Eggs in the WA Museum Collection

Long before Pokémon GO or Footy Cards existed, the biggest collecting mania was bird eggs! 

The WA Museum is home to one of the largest collections of bird eggs in Australia with more than 40,000 clutches! Although less than 25 per cent of the Museum’s egg collection is currently registered, teams of dedicated volunteers are working to register the remaining 30,000+ clutches as part of the Legacy Collection Project. One of the oldest data cards from Peter Mortimer Collection

One of the oldest data cards from Peter Mortimer Collection (c) WA Museum 

Oology, the study of bird eggs, was historically undertaken by private collectors during the 18th and 19th centuries. However, in the mid 1900’s, laws enacted to protect wildlife banned hobbyist egg collecting and interest in the practise fizzled out, leaving many collectors to donate their eggs to museums.

Beginning in the Victorian Era, esteemed gentlemen, and naturalists along with large museums throughout Europe, America, England, and Australia sought to possess the most rare and difficult to obtain bird eggs for their prized collections and research.

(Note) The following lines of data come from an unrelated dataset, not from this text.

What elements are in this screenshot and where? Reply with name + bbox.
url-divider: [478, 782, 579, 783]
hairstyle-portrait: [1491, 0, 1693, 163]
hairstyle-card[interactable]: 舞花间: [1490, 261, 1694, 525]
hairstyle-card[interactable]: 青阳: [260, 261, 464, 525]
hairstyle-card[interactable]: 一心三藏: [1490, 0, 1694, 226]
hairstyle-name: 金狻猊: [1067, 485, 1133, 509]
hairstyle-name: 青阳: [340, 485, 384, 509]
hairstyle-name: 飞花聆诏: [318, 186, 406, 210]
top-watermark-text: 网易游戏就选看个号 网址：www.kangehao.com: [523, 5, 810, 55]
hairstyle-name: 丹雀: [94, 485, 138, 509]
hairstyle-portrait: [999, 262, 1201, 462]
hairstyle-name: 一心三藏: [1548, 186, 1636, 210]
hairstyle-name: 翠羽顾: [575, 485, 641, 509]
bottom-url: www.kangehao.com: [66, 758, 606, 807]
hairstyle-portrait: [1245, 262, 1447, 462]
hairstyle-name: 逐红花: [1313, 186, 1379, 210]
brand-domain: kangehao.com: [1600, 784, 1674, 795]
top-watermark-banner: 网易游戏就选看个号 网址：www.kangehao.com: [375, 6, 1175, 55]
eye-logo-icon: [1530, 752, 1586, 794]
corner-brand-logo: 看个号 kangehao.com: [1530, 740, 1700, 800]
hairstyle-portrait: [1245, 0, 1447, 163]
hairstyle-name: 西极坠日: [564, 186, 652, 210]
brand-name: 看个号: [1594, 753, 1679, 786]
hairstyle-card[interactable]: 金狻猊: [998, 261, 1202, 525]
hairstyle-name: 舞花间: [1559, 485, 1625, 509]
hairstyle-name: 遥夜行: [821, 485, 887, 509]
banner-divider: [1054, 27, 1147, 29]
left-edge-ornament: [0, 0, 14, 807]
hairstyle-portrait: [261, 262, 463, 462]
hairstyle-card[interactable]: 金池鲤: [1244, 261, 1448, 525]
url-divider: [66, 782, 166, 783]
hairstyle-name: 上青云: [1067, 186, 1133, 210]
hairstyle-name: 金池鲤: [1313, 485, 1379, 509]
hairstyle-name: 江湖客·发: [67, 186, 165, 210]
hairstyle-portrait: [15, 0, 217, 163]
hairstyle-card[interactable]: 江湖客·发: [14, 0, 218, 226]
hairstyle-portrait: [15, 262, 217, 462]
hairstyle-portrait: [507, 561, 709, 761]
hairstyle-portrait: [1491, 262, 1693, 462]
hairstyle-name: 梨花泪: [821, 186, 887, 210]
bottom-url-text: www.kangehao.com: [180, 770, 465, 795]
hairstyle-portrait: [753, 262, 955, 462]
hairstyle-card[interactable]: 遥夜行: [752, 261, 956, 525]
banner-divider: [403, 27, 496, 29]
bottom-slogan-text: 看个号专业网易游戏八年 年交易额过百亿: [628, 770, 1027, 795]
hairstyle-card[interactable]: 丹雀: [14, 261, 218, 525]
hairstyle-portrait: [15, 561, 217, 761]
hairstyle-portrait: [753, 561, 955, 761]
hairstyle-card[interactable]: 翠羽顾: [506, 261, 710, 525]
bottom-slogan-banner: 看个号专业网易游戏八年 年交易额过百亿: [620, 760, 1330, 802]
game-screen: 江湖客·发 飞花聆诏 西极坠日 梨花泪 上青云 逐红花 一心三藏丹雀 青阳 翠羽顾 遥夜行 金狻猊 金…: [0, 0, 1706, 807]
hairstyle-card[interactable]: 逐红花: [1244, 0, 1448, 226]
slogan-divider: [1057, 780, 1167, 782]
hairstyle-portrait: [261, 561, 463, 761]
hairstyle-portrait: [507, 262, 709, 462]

From an outsider's perspective, an egg collection may have merely served to provide bragging rights and prestige for their often-wealthy owner. However, those who kept the collections viewed themselves not as mere collectors but as "oologists", serious men of science who studied eggs to further inform the field of ornithology, the wider study of birds. 

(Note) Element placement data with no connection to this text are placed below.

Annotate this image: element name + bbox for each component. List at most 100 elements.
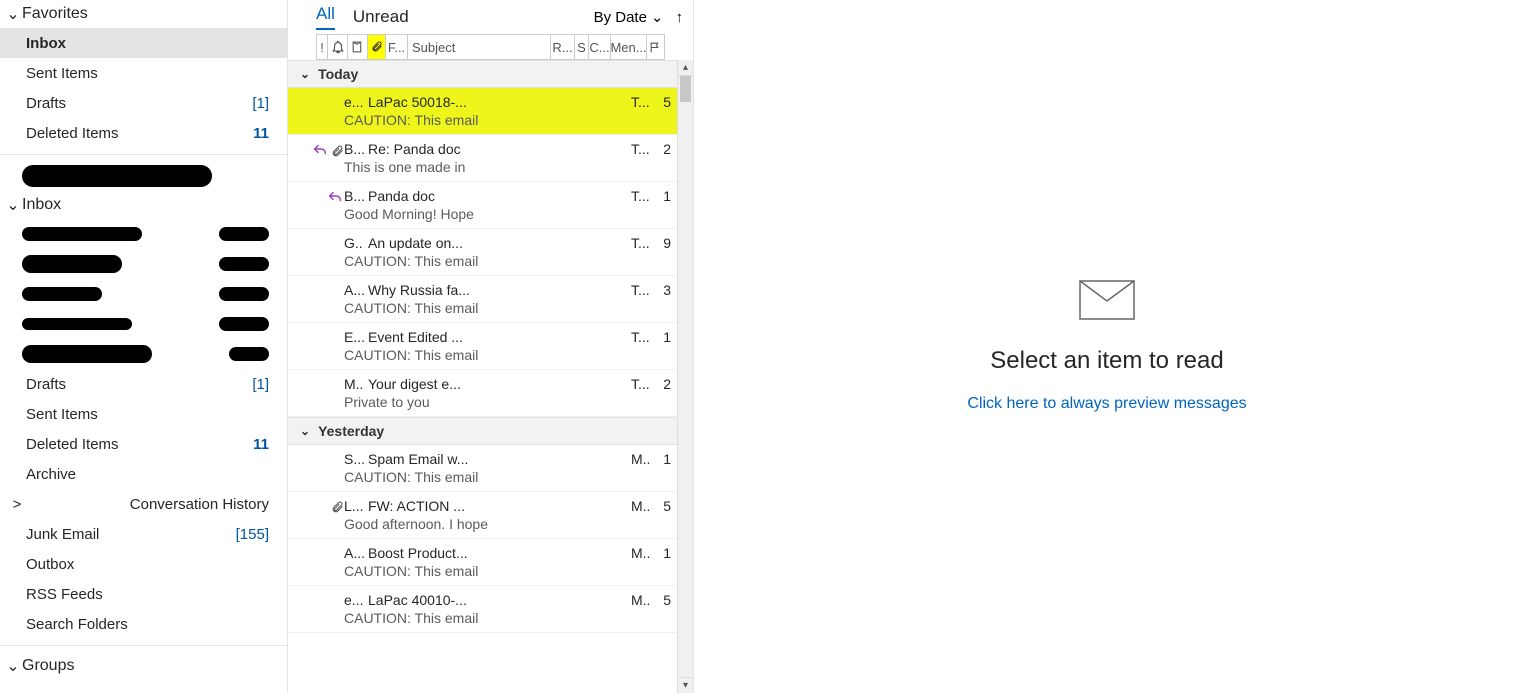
message-time: 5 <box>659 498 671 514</box>
attachment-icon <box>331 144 344 159</box>
inbox-header[interactable]: ⌄ Inbox <box>0 191 287 219</box>
message-item[interactable]: e...LaPac 40010-...M..5CAUTION: This ema… <box>288 586 677 633</box>
favorites-header[interactable]: ⌄ Favorites <box>0 0 287 28</box>
message-from: A... <box>344 282 364 298</box>
message-item[interactable]: A...Why Russia fa...T...3CAUTION: This e… <box>288 276 677 323</box>
nav-item-deleted-items[interactable]: Deleted Items11 <box>0 118 287 148</box>
group-label: Yesterday <box>318 423 384 439</box>
chevron-down-icon: ⌄ <box>6 656 20 676</box>
groups-label: Groups <box>22 657 74 675</box>
filter-from[interactable]: F... <box>386 35 408 59</box>
nav-item-inbox[interactable]: Inbox <box>0 28 287 58</box>
message-date: T... <box>631 376 655 392</box>
message-item[interactable]: M...Your digest e...T...2Private to you <box>288 370 677 417</box>
message-date: M.. <box>631 451 655 467</box>
sort-by-button[interactable]: By Date ⌄ <box>594 8 664 26</box>
tab-unread[interactable]: Unread <box>353 7 409 27</box>
filter-subject[interactable]: Subject <box>408 35 551 59</box>
subfolder-redacted <box>0 309 287 339</box>
nav-item-sent-items[interactable]: Sent Items <box>0 399 287 429</box>
message-from: A... <box>344 545 364 561</box>
nav-divider <box>0 645 287 646</box>
message-subject: Your digest e... <box>368 376 627 392</box>
message-date: M.. <box>631 592 655 608</box>
scroll-up-icon[interactable]: ▴ <box>678 60 693 76</box>
chevron-down-icon: ⌄ <box>651 8 664 26</box>
filter-mention[interactable]: Men... <box>611 35 647 59</box>
nav-item-label: Deleted Items <box>26 125 119 142</box>
message-subject: LaPac 40010-... <box>368 592 627 608</box>
message-date: T... <box>631 94 655 110</box>
nav-item-search-folders[interactable]: Search Folders <box>0 609 287 639</box>
scroll-thumb[interactable] <box>680 76 691 102</box>
message-subject: FW: ACTION ... <box>368 498 627 514</box>
message-date: T... <box>631 329 655 345</box>
message-time: 5 <box>659 94 671 110</box>
nav-item-deleted-items[interactable]: Deleted Items11 <box>0 429 287 459</box>
chevron-down-icon: ⌄ <box>6 195 20 215</box>
tab-all[interactable]: All <box>316 4 335 30</box>
nav-item-label: Search Folders <box>26 616 128 633</box>
importance-icon[interactable]: ! <box>316 35 328 59</box>
chevron-down-icon: ⌄ <box>300 67 310 81</box>
filter-size[interactable]: S <box>575 35 589 59</box>
message-from: G... <box>344 235 364 251</box>
nav-item-label: Drafts <box>26 95 66 112</box>
nav-item-junk-email[interactable]: Junk Email[155] <box>0 519 287 549</box>
scroll-down-icon[interactable]: ▾ <box>678 677 693 693</box>
attachment-icon[interactable] <box>368 35 386 59</box>
nav-item-drafts[interactable]: Drafts[1] <box>0 369 287 399</box>
nav-item-outbox[interactable]: Outbox <box>0 549 287 579</box>
sort-by-label: By Date <box>594 9 647 26</box>
groups-header[interactable]: ⌄ Groups <box>0 652 287 680</box>
list-filter-row: ! F... Subject R... S C... Men... <box>316 34 665 60</box>
nav-item-rss-feeds[interactable]: RSS Feeds <box>0 579 287 609</box>
message-item[interactable]: A...Boost Product...M..1CAUTION: This em… <box>288 539 677 586</box>
filter-flag-icon[interactable] <box>647 35 665 59</box>
group-label: Today <box>318 66 358 82</box>
message-item[interactable]: B...Re: Panda docT...2This is one made i… <box>288 135 677 182</box>
always-preview-link[interactable]: Click here to always preview messages <box>967 395 1246 413</box>
inbox-label: Inbox <box>22 196 61 214</box>
nav-item-sent-items[interactable]: Sent Items <box>0 58 287 88</box>
reading-pane: Select an item to read Click here to alw… <box>694 0 1520 693</box>
favorites-label: Favorites <box>22 5 88 23</box>
message-list-scrollbar[interactable]: ▴ ▾ <box>677 60 693 693</box>
message-group-header[interactable]: ⌄ Today <box>288 60 677 88</box>
nav-item-label: Inbox <box>26 35 66 52</box>
nav-item-count: [1] <box>252 376 269 393</box>
message-subject: LaPac 50018-... <box>368 94 627 110</box>
reading-pane-title: Select an item to read <box>990 347 1223 375</box>
reply-icon <box>326 190 344 206</box>
nav-item-archive[interactable]: Archive <box>0 459 287 489</box>
message-item[interactable]: L...FW: ACTION ...M..5Good afternoon. I … <box>288 492 677 539</box>
filter-categories[interactable]: C... <box>589 35 611 59</box>
nav-item-conversation-history[interactable]: >Conversation History <box>0 489 287 519</box>
subfolder-redacted <box>0 279 287 309</box>
message-subject: An update on... <box>368 235 627 251</box>
message-item[interactable]: G...An update on...T...9CAUTION: This em… <box>288 229 677 276</box>
reminder-icon[interactable] <box>328 35 348 59</box>
message-list-body: ⌄ Today e...LaPac 50018-...T...5CAUTION: T… <box>288 60 693 693</box>
message-time: 1 <box>659 545 671 561</box>
message-item[interactable]: S...Spam Email w...M..1CAUTION: This ema… <box>288 445 677 492</box>
message-date: T... <box>631 188 655 204</box>
message-time: 2 <box>659 141 671 157</box>
attachment-icon <box>331 500 344 515</box>
nav-divider <box>0 154 287 155</box>
message-from: M... <box>344 376 364 392</box>
filter-received[interactable]: R... <box>551 35 575 59</box>
message-preview: Good afternoon. I hope <box>344 516 671 532</box>
chevron-right-icon: > <box>10 496 24 513</box>
message-item[interactable]: e...LaPac 50018-...T...5CAUTION: This em… <box>288 88 677 135</box>
message-preview: CAUTION: This email <box>344 112 671 128</box>
message-item[interactable]: E...Event Edited ...T...1CAUTION: This e… <box>288 323 677 370</box>
nav-item-label: Deleted Items <box>26 436 119 453</box>
sort-direction-button[interactable]: ↑ <box>676 9 684 26</box>
nav-item-drafts[interactable]: Drafts[1] <box>0 88 287 118</box>
icon-column-icon[interactable] <box>348 35 368 59</box>
message-subject: Event Edited ... <box>368 329 627 345</box>
account-name-redacted <box>0 161 287 191</box>
message-item[interactable]: B...Panda docT...1Good Morning! Hope <box>288 182 677 229</box>
message-group-header[interactable]: ⌄Yesterday <box>288 417 677 445</box>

Fortunately for the birds, egg-collecting largely fell out of fashion during the mid-1900s after the scientific community began to question the value of oology and the shrinking of particular-bird populations due to unscrupulous collecting became more widely known to the public. Pressure from conservation groups led to the protection of wild birds in many places around the world and nowadays those interested in the field of ornithology are more conscientious of animal welfare and typically observe birds with cameras and binoculars. Consequently, many private egg collections ceased to expand, lost much of their prestige and are now being donated to museums so that they may be studied and preserved in perpetuity. 

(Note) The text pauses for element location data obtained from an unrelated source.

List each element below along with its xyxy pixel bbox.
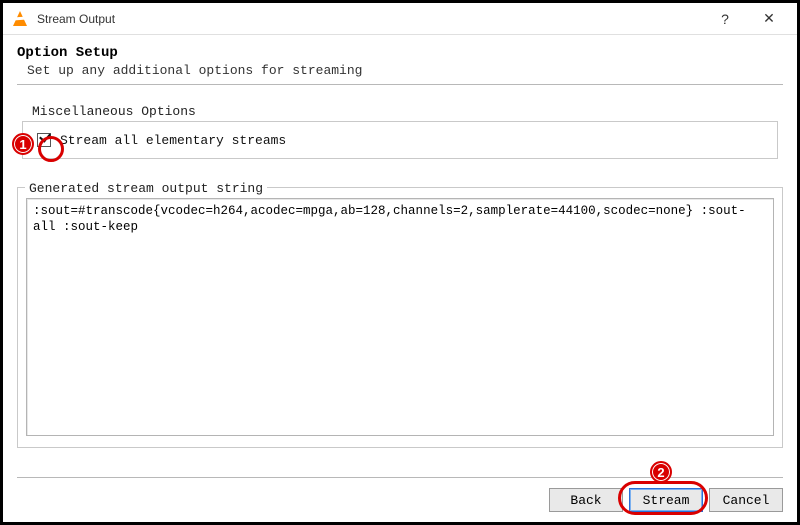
close-button[interactable]: ✕ [747,4,791,34]
titlebar: Stream Output ? ✕ [3,3,797,35]
back-button[interactable]: Back [549,488,623,512]
stream-button[interactable]: Stream [629,488,703,512]
window-title: Stream Output [37,12,703,26]
header-divider [17,84,783,85]
generated-string-group: Generated stream output string [17,172,783,448]
generated-group-label: Generated stream output string [25,181,267,196]
annotation-badge-1: 1 [12,133,34,155]
dialog-body: Option Setup Set up any additional optio… [3,35,797,448]
stream-all-label: Stream all elementary streams [60,133,286,148]
footer: Back Stream Cancel [17,477,783,512]
misc-options-group: Miscellaneous Options Stream all element… [21,103,779,160]
cancel-button[interactable]: Cancel [709,488,783,512]
misc-box: Stream all elementary streams [22,121,778,159]
page-title: Option Setup [17,45,783,61]
generated-output-textarea[interactable] [26,198,774,436]
misc-group-label: Miscellaneous Options [28,104,200,119]
help-button[interactable]: ? [703,4,747,34]
generated-box [17,187,783,448]
stream-all-checkbox[interactable] [37,133,51,147]
annotation-badge-2: 2 [650,461,672,483]
vlc-cone-icon [11,10,29,28]
button-row: Back Stream Cancel [17,488,783,512]
page-subtitle: Set up any additional options for stream… [27,63,783,78]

A selection of eggs in the WA Museum collection

A selection of eggs in the WA Museum collection Image copyright WA Museum 

Using modern technologies such as DNA and stable isotope analyses, eggshells can provide information about past population sizes, climatic conditions, species distributions, effects of pollution and bird evolution! This turns the collections donated to the Museum into time capsules that provide researchers with a view of past bird populations and how they’ve changed over time. 

Most of the eggs in the WA Museum’s collection were donated to the Museum after being carefully collected and privately arranged by Nicholas Kolichis, Tony Bush, Geoff Lodge and the estates of the late Terry Allen, Peter Mortimer, and Ivan Carnaby. Once registered in the Museum’s database, the eggs and their associated data can be made accessible to visiting researchers who may wish to study them in hope of answering important questions about bird biology. So, in a way, the eggs of the past will help to conserve the birds of the future.